Attorney's Emails on Work Computer Protected by Attorney-Client Privilege

December 14, 2009 (PLANSPONSOR.com) - A federal prosecutor has won his fight to conceal emails he sent to his attorney over the government's computers, the National Law Journal reports.

The U.S. District Court for the District of Columbia ruled last week that Assistant U.S. Attorney Jonathan Tukel had a reasonable expectation of privacy in his emails because federal prosecutors are allowed to use work email for personal matters, according to the news report. The court said Tukel’s messages to his private lawyer sent from work are covered by the attorney-client privilege and can remain confidential.

 

Commending the court’s decision, Tukel’s lawyer, James K. Robinson, a partner in the Washington office of Cadwalader, Wickersham & Taft, said: “Where someone who uses their company email, whether with the Justice Department or someone else, intends the communication to be confidential and takes reasonable steps to ensure the confidentiality … there is no waiver of the attorney-client privilege.” Robinson said the judge also recognized that in many instances, work email is the only email people have. “It’s one thing if the employer has a rigid rule that says you can never use your e-mail for anything personal, but most employers don’t,” he said, according to the news report.

 

The case involves former federal prosecutor Richard Convertino, who lost his job after his convictions in a high-profile terrorism trial in Detroit were overturned in 2004 due to prosecutorial misconduct. Convertino, who believes he was retaliated against for blowing the whistle on incompetence in the Bush administration’s war on terror, is trying to find out who leaked confidential information about an investigation into his conduct to the Detroit Free Press, and thinks Tukel’s emails to his lawyer may answer that question.

 

According to court documents, Tukel was the prosecutor in Detroit who reviewed Convertino’s cases, and he was “one of the original parties that initiated confidential personal matters” related to Convertino, the news report said.

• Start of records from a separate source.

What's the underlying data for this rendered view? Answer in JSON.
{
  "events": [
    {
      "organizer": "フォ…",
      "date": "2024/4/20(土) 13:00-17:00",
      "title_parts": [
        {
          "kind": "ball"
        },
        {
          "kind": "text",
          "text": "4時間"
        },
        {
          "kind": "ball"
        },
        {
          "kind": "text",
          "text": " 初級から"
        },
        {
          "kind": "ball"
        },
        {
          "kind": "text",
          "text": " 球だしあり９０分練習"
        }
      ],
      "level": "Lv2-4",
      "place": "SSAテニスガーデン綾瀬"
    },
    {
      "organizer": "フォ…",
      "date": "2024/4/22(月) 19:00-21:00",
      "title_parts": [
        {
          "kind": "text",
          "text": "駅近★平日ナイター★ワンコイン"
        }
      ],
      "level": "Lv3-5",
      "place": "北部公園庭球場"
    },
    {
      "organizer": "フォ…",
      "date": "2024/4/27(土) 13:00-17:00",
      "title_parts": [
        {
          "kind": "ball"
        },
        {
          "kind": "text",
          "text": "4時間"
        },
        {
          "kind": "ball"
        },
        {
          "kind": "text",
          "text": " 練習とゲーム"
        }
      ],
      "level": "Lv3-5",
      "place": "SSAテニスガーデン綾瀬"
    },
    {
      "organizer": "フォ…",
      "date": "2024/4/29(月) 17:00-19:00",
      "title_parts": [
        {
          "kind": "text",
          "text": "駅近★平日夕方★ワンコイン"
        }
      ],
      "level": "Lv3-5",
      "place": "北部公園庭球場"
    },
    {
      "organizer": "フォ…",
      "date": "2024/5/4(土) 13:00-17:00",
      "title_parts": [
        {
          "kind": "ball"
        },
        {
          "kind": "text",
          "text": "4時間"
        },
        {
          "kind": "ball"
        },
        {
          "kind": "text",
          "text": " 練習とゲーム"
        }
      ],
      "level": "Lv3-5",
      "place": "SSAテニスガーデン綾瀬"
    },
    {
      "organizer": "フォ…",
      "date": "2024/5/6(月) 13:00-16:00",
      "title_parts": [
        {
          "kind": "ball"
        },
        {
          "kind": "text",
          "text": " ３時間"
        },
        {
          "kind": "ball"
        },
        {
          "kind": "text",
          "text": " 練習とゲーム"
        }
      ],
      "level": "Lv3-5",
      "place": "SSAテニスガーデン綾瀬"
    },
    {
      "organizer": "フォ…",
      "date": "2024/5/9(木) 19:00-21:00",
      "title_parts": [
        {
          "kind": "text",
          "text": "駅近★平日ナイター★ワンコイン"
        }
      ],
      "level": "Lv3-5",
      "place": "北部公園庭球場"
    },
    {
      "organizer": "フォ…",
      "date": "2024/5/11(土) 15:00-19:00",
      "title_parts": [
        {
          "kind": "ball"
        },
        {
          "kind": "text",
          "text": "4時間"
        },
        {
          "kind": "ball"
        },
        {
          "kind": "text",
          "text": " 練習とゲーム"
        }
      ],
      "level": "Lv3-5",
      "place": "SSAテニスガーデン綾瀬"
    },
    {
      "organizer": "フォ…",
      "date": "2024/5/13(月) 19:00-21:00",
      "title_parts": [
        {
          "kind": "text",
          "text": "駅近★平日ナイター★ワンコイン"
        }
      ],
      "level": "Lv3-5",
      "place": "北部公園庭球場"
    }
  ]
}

Tukel has denied in an affidavit that he’s the source of the leak, but Convertino still wants the emails and argued that Tukel has no privacy expectations in emails sent over a government computer.

The U.S. Supreme Court has agreed to consider the broader issue of whether workers have the expectation of privacy in communications sent via company accounts (see Supreme Court to Consider Workers’ Online Privacy).